Ordinary Japanese yet to feel turnaround
Japan's economy appears to be slowly recovering - despite consumer
TOKYO — Kuniko Seiki has heard it all before.
Leaders here recently declared that the country's deep recession is nearing an end. Last month the Bank of Japan said that the economy "appears to have stopped deteriorating."
Mrs. Seiki thinks they've got it all wrong. "Things are definitely bad," snorts the Tokyo grandmother, "and I don't expect them to get better for quite a while."
Ask around in many Tokyo neighborhoods, and you'll find that business people, homemakers, and shop owners echo Seiki's rebuttal of the official optimism.
The government might be right about the economy, but what these people think matters. Consumer spending generates almost 60 percent of the Japanese economy, but if people don't feel confident, they won't spend.
As she shifts her slumbering grandson from one shoulder to the other, Seiki recounts how her carpenter husband's orders have fallen by half. "He's not working the way he used to," she says, small and stout in a sweater that matches her auburn hair. "We're just trying to get by as best we can. We're being very careful with money."
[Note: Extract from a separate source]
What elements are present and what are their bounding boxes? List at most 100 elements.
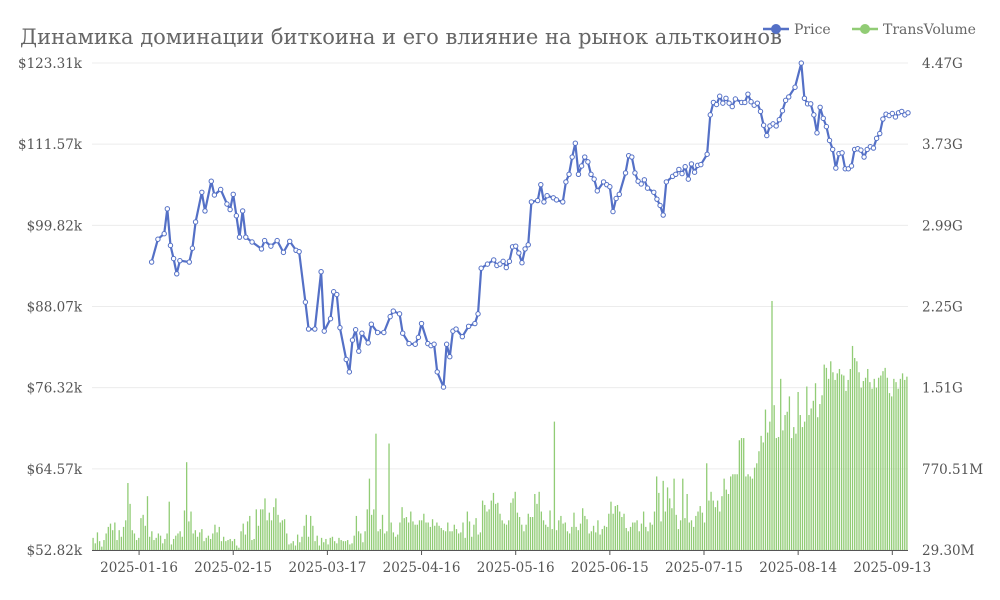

Above the narrow street where Seiki strolls with her daughter, a loudspeaker encourages shoppers to use $10 government cash coupons in stores. In an effort to boost spending, the government has distributed $5 billion worth of coupons throughout Japan.
Customers can use them at the nearby Makino Cotton Shop, but proprietor Ryuichi Makino doesn't think they're working the way the government hopes. "People are using the coupons for things they have to buy," he says, leaning against bolts of bright fabric and wearing black cords and Birkenstocks. "They're not buying things they don't need, so the coupons aren't bringing the economy up."
In 40 years of running the family shop, Mr. Makino has never seen business so bad. "The economy isn't getting better at all," he says, adding that he's not sure whether the government is doing the right thing. "We people at the bottom don't really know what's going on," he says, "and we don't really trust the government."
Last month, the government passed a budget that includes $169 billion in tax cuts and public-works projects.
Public-works spending is often criticized because much of it goes to the construction industry, which traditionally supports the ruling Liberal Democratic Party.
"I'm sure people in the construction industry think the economy is getting better," Makino says dryly. "But the rest of us aren't in that business."
Even the government's much vaunted tax cuts don't cut it with some people. "Taxes are still higher than they were five years ago," complains one shopper at a clothing store down the street.
Smartly dressed in a Kelly green jacket and black slacks, she's flipping through a sales rack. "I don't spend as much these days," she explains, "and we don't go on trips anymore. My husband's a banker, so I feel very close to what's happening in the economy. Things are very shaky these days."
She expects things to get better "in about 20 years."
Seiki isn't sure when the tide will turn. In the meantime, she worries that the government's attempts to spend its way out of the recession will leave the nation burdened with debt.
With Japan's declining birth rate, debt means higher taxes for fewer workers and a strained pension system.
"I'll receive my pension in August, so I think I'll be rescued," she says, patting her grandson, whose tiny blue and red jacket is emblazoned with the English words 'Glorious future, enjoy simplicity.'
"When these children grow up things might be harder though," she adds. "So far, we're taking it one day at a time."